I'm making a software as an ATM, so when the user try to enter the password the user only sees *******, but when trying to delete it doesn't delete a character. It just adds a new one. Here's my code:

string password2 = "";

cout << "PASSWORD: ";

ch = _getch(); 
while(ch != 13) //character 13 is enter
{
   password2.push_back(ch);
   cout << '*';
   ch = _getch();
}

And also, I try to use pop_back(); but it doesn't work either.

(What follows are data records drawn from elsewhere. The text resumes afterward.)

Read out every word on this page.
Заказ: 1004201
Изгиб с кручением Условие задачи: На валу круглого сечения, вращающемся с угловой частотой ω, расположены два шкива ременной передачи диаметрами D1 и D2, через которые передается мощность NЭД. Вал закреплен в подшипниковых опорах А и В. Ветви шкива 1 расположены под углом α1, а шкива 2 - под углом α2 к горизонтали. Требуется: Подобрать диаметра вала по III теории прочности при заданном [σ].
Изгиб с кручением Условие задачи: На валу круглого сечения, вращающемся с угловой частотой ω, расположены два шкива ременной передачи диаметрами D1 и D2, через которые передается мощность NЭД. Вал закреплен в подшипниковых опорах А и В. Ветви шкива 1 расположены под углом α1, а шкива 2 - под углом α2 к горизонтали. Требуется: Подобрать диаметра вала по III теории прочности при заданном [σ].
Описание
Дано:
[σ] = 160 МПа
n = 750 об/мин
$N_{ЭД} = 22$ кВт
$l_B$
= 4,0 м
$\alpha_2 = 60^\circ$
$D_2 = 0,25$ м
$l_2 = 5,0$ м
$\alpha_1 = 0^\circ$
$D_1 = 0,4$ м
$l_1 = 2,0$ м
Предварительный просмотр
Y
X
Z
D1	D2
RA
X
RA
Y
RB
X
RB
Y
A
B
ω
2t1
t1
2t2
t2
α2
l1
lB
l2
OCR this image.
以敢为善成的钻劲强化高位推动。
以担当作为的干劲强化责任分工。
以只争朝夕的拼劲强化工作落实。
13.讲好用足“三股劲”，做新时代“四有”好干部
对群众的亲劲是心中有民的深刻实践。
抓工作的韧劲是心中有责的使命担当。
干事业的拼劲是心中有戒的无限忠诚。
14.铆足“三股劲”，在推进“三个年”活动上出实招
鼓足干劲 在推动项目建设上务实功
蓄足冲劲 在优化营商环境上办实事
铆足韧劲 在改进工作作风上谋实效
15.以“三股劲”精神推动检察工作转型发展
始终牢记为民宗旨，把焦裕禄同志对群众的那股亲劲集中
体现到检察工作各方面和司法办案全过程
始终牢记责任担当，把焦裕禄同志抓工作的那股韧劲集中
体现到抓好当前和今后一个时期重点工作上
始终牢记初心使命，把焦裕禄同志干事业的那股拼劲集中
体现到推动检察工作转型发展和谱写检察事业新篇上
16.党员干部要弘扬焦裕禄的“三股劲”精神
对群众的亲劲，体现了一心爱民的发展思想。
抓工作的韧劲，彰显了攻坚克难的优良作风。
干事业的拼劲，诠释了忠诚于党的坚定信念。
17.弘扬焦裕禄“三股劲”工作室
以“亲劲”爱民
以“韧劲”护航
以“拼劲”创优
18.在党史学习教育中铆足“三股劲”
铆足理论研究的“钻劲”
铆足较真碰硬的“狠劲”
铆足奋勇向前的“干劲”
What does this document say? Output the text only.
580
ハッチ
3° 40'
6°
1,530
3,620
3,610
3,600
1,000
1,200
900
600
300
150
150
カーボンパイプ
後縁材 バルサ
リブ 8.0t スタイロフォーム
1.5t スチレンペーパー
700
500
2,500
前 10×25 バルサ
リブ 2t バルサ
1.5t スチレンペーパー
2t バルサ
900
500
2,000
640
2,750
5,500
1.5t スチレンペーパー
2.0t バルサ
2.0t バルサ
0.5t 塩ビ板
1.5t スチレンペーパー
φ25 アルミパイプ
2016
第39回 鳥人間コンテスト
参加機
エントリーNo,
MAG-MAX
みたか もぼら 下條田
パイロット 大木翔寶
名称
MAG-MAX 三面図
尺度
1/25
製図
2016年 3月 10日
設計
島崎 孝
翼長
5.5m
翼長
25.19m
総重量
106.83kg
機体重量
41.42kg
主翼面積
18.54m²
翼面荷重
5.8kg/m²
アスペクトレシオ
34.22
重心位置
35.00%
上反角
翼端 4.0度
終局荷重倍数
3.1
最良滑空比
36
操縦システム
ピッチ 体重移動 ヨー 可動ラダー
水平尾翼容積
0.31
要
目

Can anybody help me please?

Answer 1

Just did a little magic and created this: I must admit, I don't like the style... But it "works" !

#include<iostream>
#include<string>
#include <conio.h>

bool verify_pass(const std::string& pass)
{
    std::string input = "";
    char ch = '0';
    while(true)
    {
        ch = getch();
        if(ch == '\b')
        {
            if(input.size() > 0)
            {
                input.erase(input.begin() + input.size() - 1);  // erase last char
                std::cout << "\b \b";
            }
        }
        else if(ch != '\r\n' && ch != '\n' && ch != '\r')
        {
            input += ch;
            std::cout << '*';
        }
        else
            break;
    }
    return input == pass;
}

int main()
{
    std::string insecurePass = "1234";
    std::cout << "Enter Password: ";

    if(verify_pass(insecurePass))
        std::cout << "\nCorrect!\n";
    else
        std::cout << "\nFalse!\n";

}

By the way, you can use the vector like I used the string, but use push_back instead of += and pop_back() should work too instead of my method with erase.